Because of this danger, no heavy machinery is allowed inside the larger niche and everything is done by hand, Toubekis said.
"The progress was very slow this year because of all these bomb findings," he said, describing the work as still in an emergency phase.
In front of the caves, Japanese specialists take down their scaffolding and seal the caves to protect the paintings, 80 percent of which were destroyed during the war, from animals that may stray inside.
"We can't stay in the caves -- it's very freezing, very cold," Yoko Taniguchi said.
That the murals were created with water-soluble paint further complicates preservation work, she said, because they are so easily damaged by the weather.
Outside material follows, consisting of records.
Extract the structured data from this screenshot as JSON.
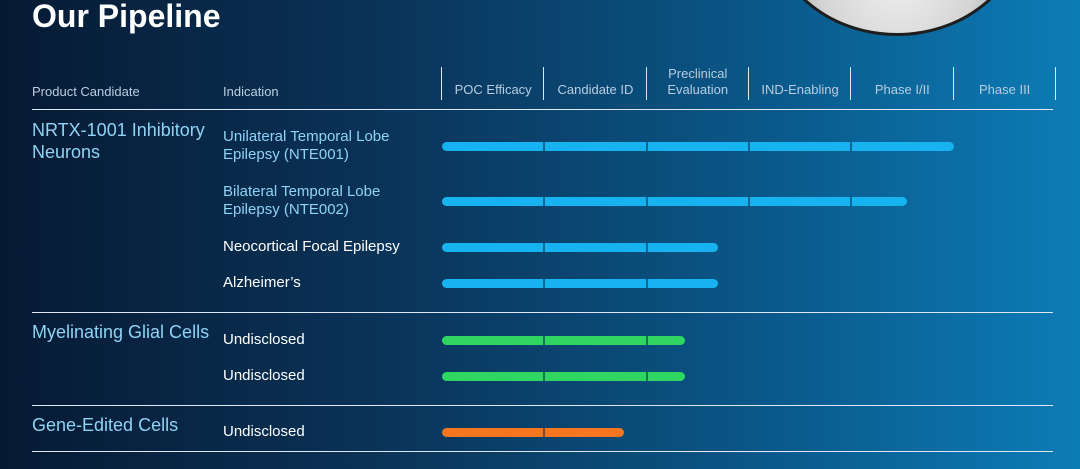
{
  "page": {
    "title": "Our Pipeline"
  },
  "headers": {
    "candidate": "Product Candidate",
    "indication": "Indication"
  },
  "chart_data": {
    "type": "bar",
    "stages": [
      "POC Efficacy",
      "Candidate ID",
      "Preclinical Evaluation",
      "IND-Enabling",
      "Phase I/II",
      "Phase III"
    ],
    "groups": [
      {
        "candidate": "NRTX-1001 Inhibitory Neurons",
        "color": "#17b3f0",
        "rows": [
          {
            "indication": "Unilateral Temporal Lobe Epilepsy (NTE001)",
            "progress": 5.0,
            "label_color": "#8fd3f5"
          },
          {
            "indication": "Bilateral Temporal Lobe Epilepsy (NTE002)",
            "progress": 4.55,
            "label_color": "#8fd3f5"
          },
          {
            "indication": "Neocortical Focal Epilepsy",
            "progress": 2.7,
            "label_color": "#ffffff"
          },
          {
            "indication": "Alzheimer’s",
            "progress": 2.7,
            "label_color": "#ffffff"
          }
        ]
      },
      {
        "candidate": "Myelinating Glial Cells",
        "color": "#2fd661",
        "rows": [
          {
            "indication": "Undisclosed",
            "progress": 2.38,
            "label_color": "#ffffff"
          },
          {
            "indication": "Undisclosed",
            "progress": 2.38,
            "label_color": "#ffffff"
          }
        ]
      },
      {
        "candidate": "Gene-Edited Cells",
        "color": "#f5761f",
        "rows": [
          {
            "indication": "Undisclosed",
            "progress": 1.78,
            "label_color": "#ffffff"
          }
        ]
      }
    ]
  }
}
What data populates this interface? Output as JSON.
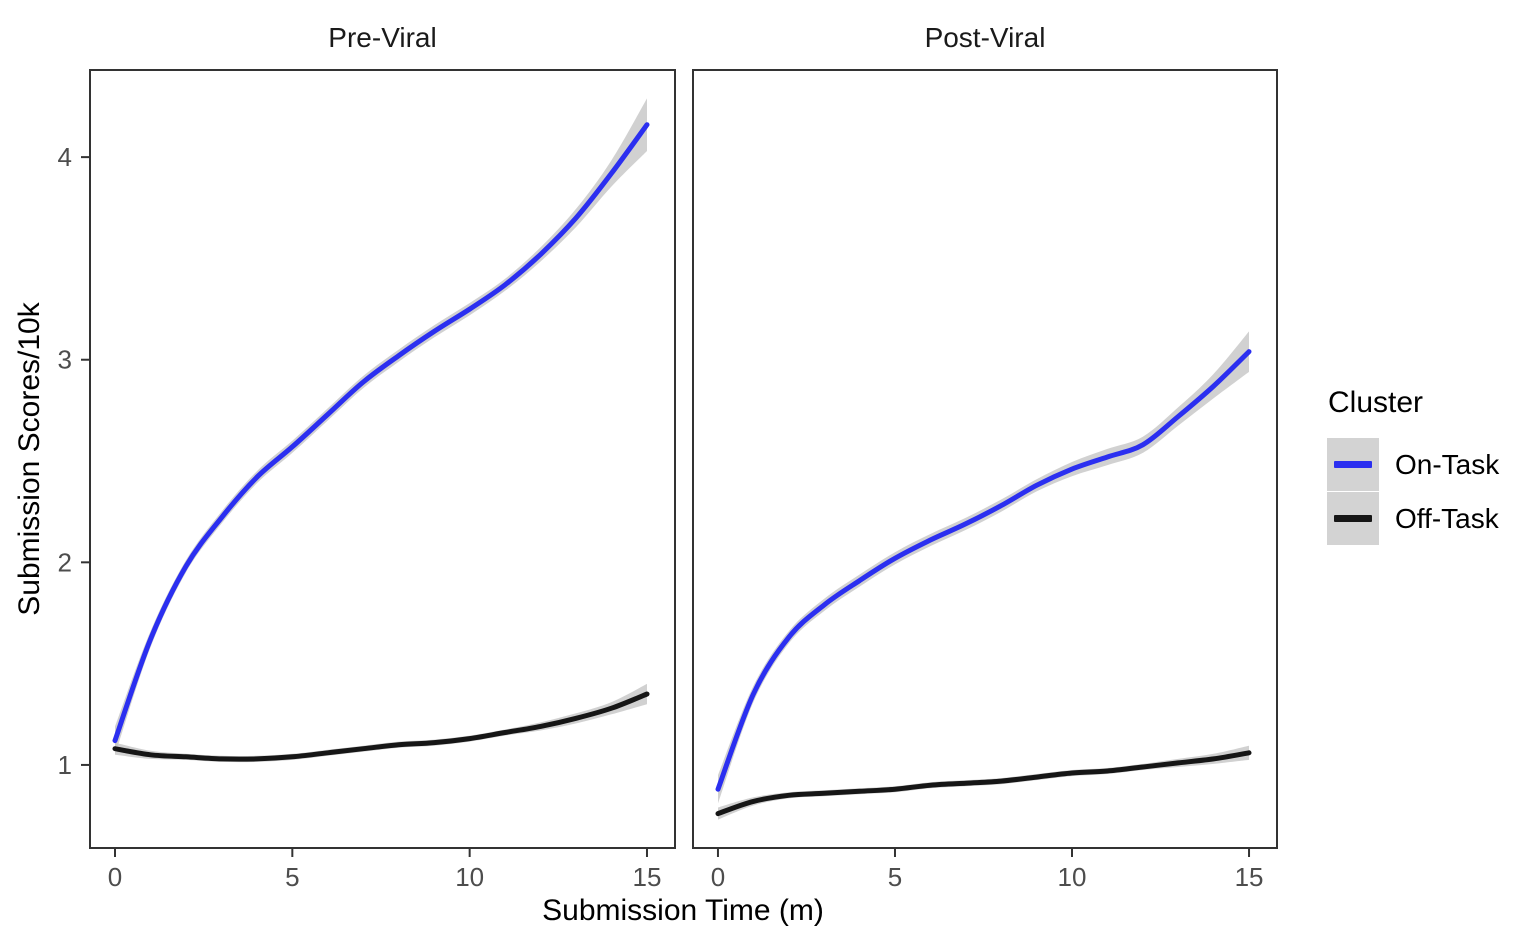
{
  "chart_data": {
    "type": "line",
    "xlabel": "Submission Time (m)",
    "ylabel": "Submission Scores/10k",
    "x_ticks": [
      0,
      5,
      10,
      15
    ],
    "y_ticks": [
      1,
      2,
      3,
      4
    ],
    "xlim": [
      -0.705,
      15.79
    ],
    "ylim": [
      0.59,
      4.43
    ],
    "grid": false,
    "smoothed": true,
    "ribbon_color": "#c9c9c9",
    "x": [
      0,
      1,
      2,
      3,
      4,
      5,
      6,
      7,
      8,
      9,
      10,
      11,
      12,
      13,
      14,
      15
    ],
    "facets": [
      {
        "label": "Pre-Viral",
        "series": [
          {
            "name": "On-Task",
            "color": "#2b2ff0",
            "values": [
              1.12,
              1.62,
              1.98,
              2.22,
              2.42,
              2.57,
              2.73,
              2.89,
              3.02,
              3.14,
              3.25,
              3.37,
              3.52,
              3.7,
              3.92,
              4.16
            ],
            "ci_half_width": [
              0.07,
              0.04,
              0.03,
              0.03,
              0.03,
              0.03,
              0.03,
              0.03,
              0.03,
              0.03,
              0.03,
              0.03,
              0.035,
              0.045,
              0.065,
              0.13
            ]
          },
          {
            "name": "Off-Task",
            "color": "#161616",
            "values": [
              1.08,
              1.05,
              1.04,
              1.03,
              1.03,
              1.04,
              1.06,
              1.08,
              1.1,
              1.11,
              1.13,
              1.16,
              1.19,
              1.23,
              1.28,
              1.35
            ],
            "ci_half_width": [
              0.03,
              0.02,
              0.015,
              0.015,
              0.015,
              0.015,
              0.015,
              0.015,
              0.015,
              0.015,
              0.015,
              0.015,
              0.02,
              0.025,
              0.03,
              0.05
            ]
          }
        ]
      },
      {
        "label": "Post-Viral",
        "series": [
          {
            "name": "On-Task",
            "color": "#2b2ff0",
            "values": [
              0.88,
              1.35,
              1.63,
              1.79,
              1.91,
              2.02,
              2.11,
              2.19,
              2.28,
              2.38,
              2.46,
              2.52,
              2.58,
              2.72,
              2.87,
              3.04
            ],
            "ci_half_width": [
              0.07,
              0.04,
              0.03,
              0.03,
              0.03,
              0.03,
              0.03,
              0.03,
              0.03,
              0.03,
              0.035,
              0.04,
              0.04,
              0.045,
              0.06,
              0.1
            ]
          },
          {
            "name": "Off-Task",
            "color": "#161616",
            "values": [
              0.76,
              0.82,
              0.85,
              0.86,
              0.87,
              0.88,
              0.9,
              0.91,
              0.92,
              0.94,
              0.96,
              0.97,
              0.99,
              1.01,
              1.03,
              1.06
            ],
            "ci_half_width": [
              0.03,
              0.02,
              0.015,
              0.015,
              0.015,
              0.015,
              0.015,
              0.015,
              0.015,
              0.015,
              0.015,
              0.015,
              0.015,
              0.02,
              0.025,
              0.035
            ]
          }
        ]
      }
    ],
    "legend": {
      "title": "Cluster",
      "position": "right",
      "items": [
        {
          "label": "On-Task",
          "color": "#2b2ff0"
        },
        {
          "label": "Off-Task",
          "color": "#161616"
        }
      ]
    },
    "style": {
      "panel_border_color": "#333333",
      "tick_color": "#333333",
      "tick_label_color": "#4d4d4d",
      "legend_key_bg": "#d3d3d3"
    }
  }
}
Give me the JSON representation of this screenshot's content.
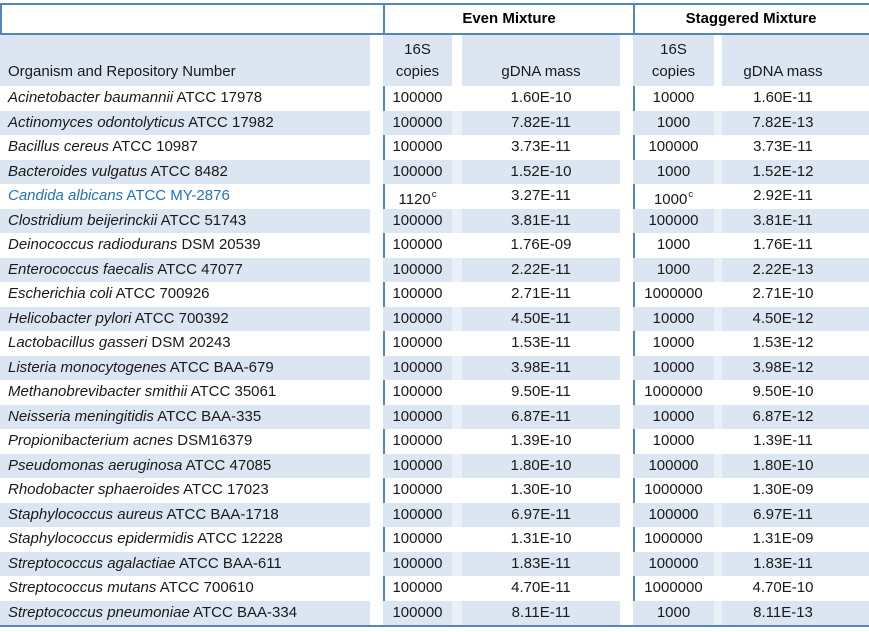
{
  "table": {
    "column_groups": {
      "even": "Even Mixture",
      "staggered": "Staggered Mixture"
    },
    "column_headers": {
      "organism": "Organism and Repository Number",
      "copies_top": "16S",
      "copies_bottom": "copies",
      "gdna_mass": "gDNA mass"
    },
    "colors": {
      "rule_line_blue": "#5486be",
      "stripe_blue": "#dbe6f2",
      "highlight_text_blue": "#2273ba"
    },
    "rows": [
      {
        "organism": "Acinetobacter baumannii",
        "repository": "ATCC 17978",
        "even_copies": "100000",
        "even_sup": "",
        "even_mass": "1.60E-10",
        "stag_copies": "10000",
        "stag_sup": "",
        "stag_mass": "1.60E-11",
        "highlight": false
      },
      {
        "organism": "Actinomyces odontolyticus",
        "repository": "ATCC 17982",
        "even_copies": "100000",
        "even_sup": "",
        "even_mass": "7.82E-11",
        "stag_copies": "1000",
        "stag_sup": "",
        "stag_mass": "7.82E-13",
        "highlight": false
      },
      {
        "organism": "Bacillus cereus",
        "repository": "ATCC 10987",
        "even_copies": "100000",
        "even_sup": "",
        "even_mass": "3.73E-11",
        "stag_copies": "100000",
        "stag_sup": "",
        "stag_mass": "3.73E-11",
        "highlight": false
      },
      {
        "organism": "Bacteroides vulgatus",
        "repository": "ATCC 8482",
        "even_copies": "100000",
        "even_sup": "",
        "even_mass": "1.52E-10",
        "stag_copies": "1000",
        "stag_sup": "",
        "stag_mass": "1.52E-12",
        "highlight": false
      },
      {
        "organism": "Candida albicans",
        "repository": "ATCC MY-2876",
        "even_copies": "1120",
        "even_sup": "c",
        "even_mass": "3.27E-11",
        "stag_copies": "1000",
        "stag_sup": "c",
        "stag_mass": "2.92E-11",
        "highlight": true
      },
      {
        "organism": "Clostridium beijerinckii",
        "repository": "ATCC 51743",
        "even_copies": "100000",
        "even_sup": "",
        "even_mass": "3.81E-11",
        "stag_copies": "100000",
        "stag_sup": "",
        "stag_mass": "3.81E-11",
        "highlight": false
      },
      {
        "organism": "Deinococcus radiodurans",
        "repository": "DSM 20539",
        "even_copies": "100000",
        "even_sup": "",
        "even_mass": "1.76E-09",
        "stag_copies": "1000",
        "stag_sup": "",
        "stag_mass": "1.76E-11",
        "highlight": false
      },
      {
        "organism": "Enterococcus faecalis",
        "repository": "ATCC 47077",
        "even_copies": "100000",
        "even_sup": "",
        "even_mass": "2.22E-11",
        "stag_copies": "1000",
        "stag_sup": "",
        "stag_mass": "2.22E-13",
        "highlight": false
      },
      {
        "organism": "Escherichia coli",
        "repository": "ATCC 700926",
        "even_copies": "100000",
        "even_sup": "",
        "even_mass": "2.71E-11",
        "stag_copies": "1000000",
        "stag_sup": "",
        "stag_mass": "2.71E-10",
        "highlight": false
      },
      {
        "organism": "Helicobacter pylori",
        "repository": "ATCC 700392",
        "even_copies": "100000",
        "even_sup": "",
        "even_mass": "4.50E-11",
        "stag_copies": "10000",
        "stag_sup": "",
        "stag_mass": "4.50E-12",
        "highlight": false
      },
      {
        "organism": "Lactobacillus gasseri",
        "repository": "DSM 20243",
        "even_copies": "100000",
        "even_sup": "",
        "even_mass": "1.53E-11",
        "stag_copies": "10000",
        "stag_sup": "",
        "stag_mass": "1.53E-12",
        "highlight": false
      },
      {
        "organism": "Listeria monocytogenes",
        "repository": "ATCC BAA-679",
        "even_copies": "100000",
        "even_sup": "",
        "even_mass": "3.98E-11",
        "stag_copies": "10000",
        "stag_sup": "",
        "stag_mass": "3.98E-12",
        "highlight": false
      },
      {
        "organism": "Methanobrevibacter smithii",
        "repository": "ATCC 35061",
        "even_copies": "100000",
        "even_sup": "",
        "even_mass": "9.50E-11",
        "stag_copies": "1000000",
        "stag_sup": "",
        "stag_mass": "9.50E-10",
        "highlight": false
      },
      {
        "organism": "Neisseria meningitidis",
        "repository": "ATCC BAA-335",
        "even_copies": "100000",
        "even_sup": "",
        "even_mass": "6.87E-11",
        "stag_copies": "10000",
        "stag_sup": "",
        "stag_mass": "6.87E-12",
        "highlight": false
      },
      {
        "organism": "Propionibacterium acnes",
        "repository": "DSM16379",
        "even_copies": "100000",
        "even_sup": "",
        "even_mass": "1.39E-10",
        "stag_copies": "10000",
        "stag_sup": "",
        "stag_mass": "1.39E-11",
        "highlight": false
      },
      {
        "organism": "Pseudomonas aeruginosa",
        "repository": "ATCC 47085",
        "even_copies": "100000",
        "even_sup": "",
        "even_mass": "1.80E-10",
        "stag_copies": "100000",
        "stag_sup": "",
        "stag_mass": "1.80E-10",
        "highlight": false
      },
      {
        "organism": "Rhodobacter sphaeroides",
        "repository": "ATCC 17023",
        "even_copies": "100000",
        "even_sup": "",
        "even_mass": "1.30E-10",
        "stag_copies": "1000000",
        "stag_sup": "",
        "stag_mass": "1.30E-09",
        "highlight": false
      },
      {
        "organism": "Staphylococcus aureus",
        "repository": "ATCC BAA-1718",
        "even_copies": "100000",
        "even_sup": "",
        "even_mass": "6.97E-11",
        "stag_copies": "100000",
        "stag_sup": "",
        "stag_mass": "6.97E-11",
        "highlight": false
      },
      {
        "organism": "Staphylococcus epidermidis",
        "repository": "ATCC 12228",
        "even_copies": "100000",
        "even_sup": "",
        "even_mass": "1.31E-10",
        "stag_copies": "1000000",
        "stag_sup": "",
        "stag_mass": "1.31E-09",
        "highlight": false
      },
      {
        "organism": "Streptococcus agalactiae",
        "repository": "ATCC BAA-611",
        "even_copies": "100000",
        "even_sup": "",
        "even_mass": "1.83E-11",
        "stag_copies": "100000",
        "stag_sup": "",
        "stag_mass": "1.83E-11",
        "highlight": false
      },
      {
        "organism": "Streptococcus mutans",
        "repository": "ATCC 700610",
        "even_copies": "100000",
        "even_sup": "",
        "even_mass": "4.70E-11",
        "stag_copies": "1000000",
        "stag_sup": "",
        "stag_mass": "4.70E-10",
        "highlight": false
      },
      {
        "organism": "Streptococcus pneumoniae",
        "repository": "ATCC BAA-334",
        "even_copies": "100000",
        "even_sup": "",
        "even_mass": "8.11E-11",
        "stag_copies": "1000",
        "stag_sup": "",
        "stag_mass": "8.11E-13",
        "highlight": false
      }
    ]
  }
}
Bamiyan, some 200km northwest of Kabul, stands in a deep green and lush valley stretching 100km through central Afghanistan, on the former Silk Road that once linked China with Central Asia and beyond. It was a center of Buddhist scholarship and worship between the second and ninth centuries, before the coming of Islam.
In February 2001 Mullah Omar, head of the Taliban government then ruling Afghanistan, ordered the destruction of the Buddhas as idolatrous symbols.
The order for the destruction of the massive sandstone structures -- until then the largest standing Buddhist statues in the world -- led to an international outcry and calls for them to be spared for their historical significance if nothing else. But in vain.